Tanja S. aus Polen arbeitet schon seit zweieinhalb Jahren als Putzfrau in Deutschland. Jetzt ist sie schwanger und kann nicht mehr arbeiten, denn sie hat eine Schwangerschaftsdiabetes. Ihren Antrag auf Hartz IV hat die zuständige Behörde in Hamburg zurückgewiesen. "Mein Eindruck ist, dass viele Jobcenter solche Anträge prinzipiell erst einmal ablehnen, obwohl die Frau natürlich einen Anspruch hat", sagt Susan Weichenthal von der Evangelischen Auslandsberatung. Trotz verbindlicher EU-Richtlinien würden berechtigte Ansprüche oft nicht gewährt, kritisieren Wohlfahrtsverbände.

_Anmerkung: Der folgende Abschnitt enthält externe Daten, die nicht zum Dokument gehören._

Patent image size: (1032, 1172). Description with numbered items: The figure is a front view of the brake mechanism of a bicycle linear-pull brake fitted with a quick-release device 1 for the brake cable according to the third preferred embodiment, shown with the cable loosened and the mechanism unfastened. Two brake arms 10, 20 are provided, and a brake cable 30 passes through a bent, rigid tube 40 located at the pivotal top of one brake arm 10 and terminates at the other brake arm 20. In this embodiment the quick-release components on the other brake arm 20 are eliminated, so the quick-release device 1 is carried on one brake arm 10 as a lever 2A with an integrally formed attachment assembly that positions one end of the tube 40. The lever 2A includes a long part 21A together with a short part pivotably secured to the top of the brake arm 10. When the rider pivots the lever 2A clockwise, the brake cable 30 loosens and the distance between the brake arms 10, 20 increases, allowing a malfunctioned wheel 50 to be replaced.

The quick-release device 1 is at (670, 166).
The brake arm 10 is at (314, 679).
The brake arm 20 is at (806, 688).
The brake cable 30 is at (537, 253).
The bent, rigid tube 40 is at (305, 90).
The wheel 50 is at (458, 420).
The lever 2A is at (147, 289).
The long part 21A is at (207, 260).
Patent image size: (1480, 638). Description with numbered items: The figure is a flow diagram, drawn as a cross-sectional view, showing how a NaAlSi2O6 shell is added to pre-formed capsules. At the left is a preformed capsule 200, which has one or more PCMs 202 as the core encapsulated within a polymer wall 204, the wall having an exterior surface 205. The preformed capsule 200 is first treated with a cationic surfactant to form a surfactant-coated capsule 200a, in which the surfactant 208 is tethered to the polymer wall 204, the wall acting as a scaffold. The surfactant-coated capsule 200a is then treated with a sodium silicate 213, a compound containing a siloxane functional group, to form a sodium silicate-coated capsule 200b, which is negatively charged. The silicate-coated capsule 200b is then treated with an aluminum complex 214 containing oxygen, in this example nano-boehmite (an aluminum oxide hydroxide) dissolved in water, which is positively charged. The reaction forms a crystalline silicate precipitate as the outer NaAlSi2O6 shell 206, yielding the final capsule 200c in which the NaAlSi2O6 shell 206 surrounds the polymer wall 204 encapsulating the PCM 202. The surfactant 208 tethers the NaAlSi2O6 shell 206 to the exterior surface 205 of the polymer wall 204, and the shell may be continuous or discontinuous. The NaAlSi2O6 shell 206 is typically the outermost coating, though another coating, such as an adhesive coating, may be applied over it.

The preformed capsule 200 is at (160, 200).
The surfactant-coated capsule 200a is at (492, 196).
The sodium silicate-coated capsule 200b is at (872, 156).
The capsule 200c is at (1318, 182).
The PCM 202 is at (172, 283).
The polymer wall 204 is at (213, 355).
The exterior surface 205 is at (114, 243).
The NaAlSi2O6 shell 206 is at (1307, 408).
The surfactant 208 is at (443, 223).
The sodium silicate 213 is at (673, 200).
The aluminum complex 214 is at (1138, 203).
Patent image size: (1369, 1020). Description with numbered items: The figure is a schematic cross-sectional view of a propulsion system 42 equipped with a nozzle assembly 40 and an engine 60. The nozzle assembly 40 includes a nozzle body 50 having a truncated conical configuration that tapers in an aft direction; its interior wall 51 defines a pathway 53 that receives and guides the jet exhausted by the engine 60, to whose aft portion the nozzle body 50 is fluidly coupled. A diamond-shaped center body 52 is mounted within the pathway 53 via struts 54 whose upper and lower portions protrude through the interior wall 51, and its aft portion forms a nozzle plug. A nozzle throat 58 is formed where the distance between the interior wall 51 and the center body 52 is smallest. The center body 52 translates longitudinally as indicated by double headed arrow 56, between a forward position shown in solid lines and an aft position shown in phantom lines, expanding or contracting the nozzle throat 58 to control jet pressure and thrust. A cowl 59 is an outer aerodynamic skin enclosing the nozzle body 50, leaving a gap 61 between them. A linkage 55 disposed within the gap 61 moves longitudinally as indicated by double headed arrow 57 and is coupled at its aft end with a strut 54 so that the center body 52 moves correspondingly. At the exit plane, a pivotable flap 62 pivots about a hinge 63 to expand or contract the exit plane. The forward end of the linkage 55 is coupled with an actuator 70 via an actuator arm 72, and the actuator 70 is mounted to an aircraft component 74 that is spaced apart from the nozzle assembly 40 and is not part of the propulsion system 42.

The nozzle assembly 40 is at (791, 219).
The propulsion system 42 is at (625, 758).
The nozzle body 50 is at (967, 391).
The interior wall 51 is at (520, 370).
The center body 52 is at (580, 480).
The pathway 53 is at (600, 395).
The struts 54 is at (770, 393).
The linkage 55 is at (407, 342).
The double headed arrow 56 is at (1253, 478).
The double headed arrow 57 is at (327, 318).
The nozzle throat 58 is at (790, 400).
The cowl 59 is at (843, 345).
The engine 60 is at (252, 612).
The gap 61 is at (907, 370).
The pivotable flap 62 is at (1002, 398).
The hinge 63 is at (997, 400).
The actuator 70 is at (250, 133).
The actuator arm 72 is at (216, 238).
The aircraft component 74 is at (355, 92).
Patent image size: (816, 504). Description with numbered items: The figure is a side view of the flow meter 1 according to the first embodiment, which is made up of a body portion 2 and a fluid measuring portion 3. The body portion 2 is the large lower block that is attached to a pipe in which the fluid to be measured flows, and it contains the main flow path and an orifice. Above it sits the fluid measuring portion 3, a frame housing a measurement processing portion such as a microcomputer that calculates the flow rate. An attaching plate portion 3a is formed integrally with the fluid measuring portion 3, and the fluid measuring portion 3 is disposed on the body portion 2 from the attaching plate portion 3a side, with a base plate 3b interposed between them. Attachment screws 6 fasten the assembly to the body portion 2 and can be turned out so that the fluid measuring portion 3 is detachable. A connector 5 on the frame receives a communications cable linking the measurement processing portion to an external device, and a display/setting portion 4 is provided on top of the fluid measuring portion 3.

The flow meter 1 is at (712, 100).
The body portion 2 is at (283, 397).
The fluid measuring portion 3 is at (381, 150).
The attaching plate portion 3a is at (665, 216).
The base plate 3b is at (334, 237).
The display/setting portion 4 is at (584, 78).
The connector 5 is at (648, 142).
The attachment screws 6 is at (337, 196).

Für die junge Frau aus Polen konnte sie immerhin erwirken, dass ihr wenigstens vorübergehend Hartz IV gezahlt wird. Dies wiederum kann Folgen für ihren Aufenthaltsstatus haben. "Wenn jemand staatliche Leistungen bezieht, wird meistens der Aufenthalt begrenzt", sagt Maria Wojtas vom Migrationsdienst der Caritas in Brandenburg, die vor allem polnische Zuwanderer berät.

Ausländer bekommen falsche Bescheide

Die schwangere Polin aus Hamburg hat Glück: Ihr Kind wird die deutsche Staatsangehörigkeit bekommen - und damit darf sie bleiben. Aber auch Susan Weichenthal kann bestätigen: "Wer öffentliche Gelder bekommt, dem kann auch die Freizügigkeit entzogen werden. Das kann bis zur Aufforderung gehen, das Land zu verlassen."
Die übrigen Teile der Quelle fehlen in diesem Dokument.